Pensi al suo carattere e ti fa quasi specie ritrovare, nel suo curriculum, anche quello di attore. Ma qui, Gustav, ti spiega subito, sorridendo, che «quella di recitare, nel 1981, in Un centesimo di secondo è stata una bella esperienza, spinta dalla curiosità. Volevo vedere come si faceva un film. Fu Duccio Tessari a convincermi». Il lungometraggio era vagamente ispirato alla tragica vicenda di Leonardo David e alla discesa libera di Thoeni a Kitzbühel, del 1975, nella quale perse contro Franz Klammer per tre millesimi di secondo. In quella pellicola che, ad onor del vero, non ebbe molto successo nelle sale (resistette un giorno e offriva perle di battute del tipo «Come sto? Come un frullato di sciatore che ha fermato il treno con le gengive»), Thoeni lavorava accanto ad Antonella Interlenghi. «Diciamo che ho lasciato il cinema senza rimpianti». E, invece, te lo ritrovi in pieno quando scopri che, nonostante la sua grande popolarità, rifiutò di partecipare, a Milano, ad uno show televisivo. «Non ricordo neanche bene di quale trasmissione si trattasse. Mi sembra una cosa tipo “Isola dei famosi”». E qui, ripensando alle tante ex starlette sportive che, ancora oggi, fanno a gara pur di apparire, spesso con figure imbarazzanti, in uno di questi show, capisci che cosa sia la classe e perché il buon Dio l'abbia donata solo a poche persone.

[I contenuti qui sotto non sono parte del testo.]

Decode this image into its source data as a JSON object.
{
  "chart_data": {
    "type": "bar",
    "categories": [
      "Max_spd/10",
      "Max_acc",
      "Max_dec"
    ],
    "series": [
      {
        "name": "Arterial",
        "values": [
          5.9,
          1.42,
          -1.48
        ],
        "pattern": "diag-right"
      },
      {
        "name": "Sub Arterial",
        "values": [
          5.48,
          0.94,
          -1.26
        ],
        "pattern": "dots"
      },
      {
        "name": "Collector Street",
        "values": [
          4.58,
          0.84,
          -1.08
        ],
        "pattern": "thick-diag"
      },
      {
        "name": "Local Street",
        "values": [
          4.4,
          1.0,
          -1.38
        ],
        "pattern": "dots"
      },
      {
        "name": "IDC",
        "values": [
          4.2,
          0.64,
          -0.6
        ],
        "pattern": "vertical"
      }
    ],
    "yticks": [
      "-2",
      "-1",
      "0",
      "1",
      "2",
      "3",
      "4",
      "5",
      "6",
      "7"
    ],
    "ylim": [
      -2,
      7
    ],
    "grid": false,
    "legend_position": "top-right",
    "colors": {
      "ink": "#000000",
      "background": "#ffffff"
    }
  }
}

Lo show business non era un mondo adatto ad una persona genuina come Thoeni. Meglio ritornare tra le sue amate montagne dove è stato nominato, nel 2000, sportivo sudtirolese del secolo. «Mi ha fatto piacere perché fui votato da tante persone. Ogni politico avrebbe voluto essere al mio posto». Qui, deve destreggiarsi anche come nonno con la stessa abilità che aveva quando sfiorava i paletti sulle piste. «I miei nipotini mi sono molto attaccati e io mi metto a loro disposizione molto volentieri. Mi chiedono “nonno, mi aggiusti la bici?”. Il più grande scia bene, gli piace. Vedremo se farà carriera». Uno come lui, non ha rimorsi. «Il rammarico nella mia esistenza non l'ho mai provato. Sono stato contento di come siano andate le cose. Il successo certamente ha cambiato, a quel tempo, la mia vita. Quando andavo in giro, la gente mi fermava e questo ti rende un po' diverso. Però, nel carattere direi di no. Sono rimasto sempre uguale». Un campione di umiltà. Un signore come ce ne sono pochi.

Purtroppo.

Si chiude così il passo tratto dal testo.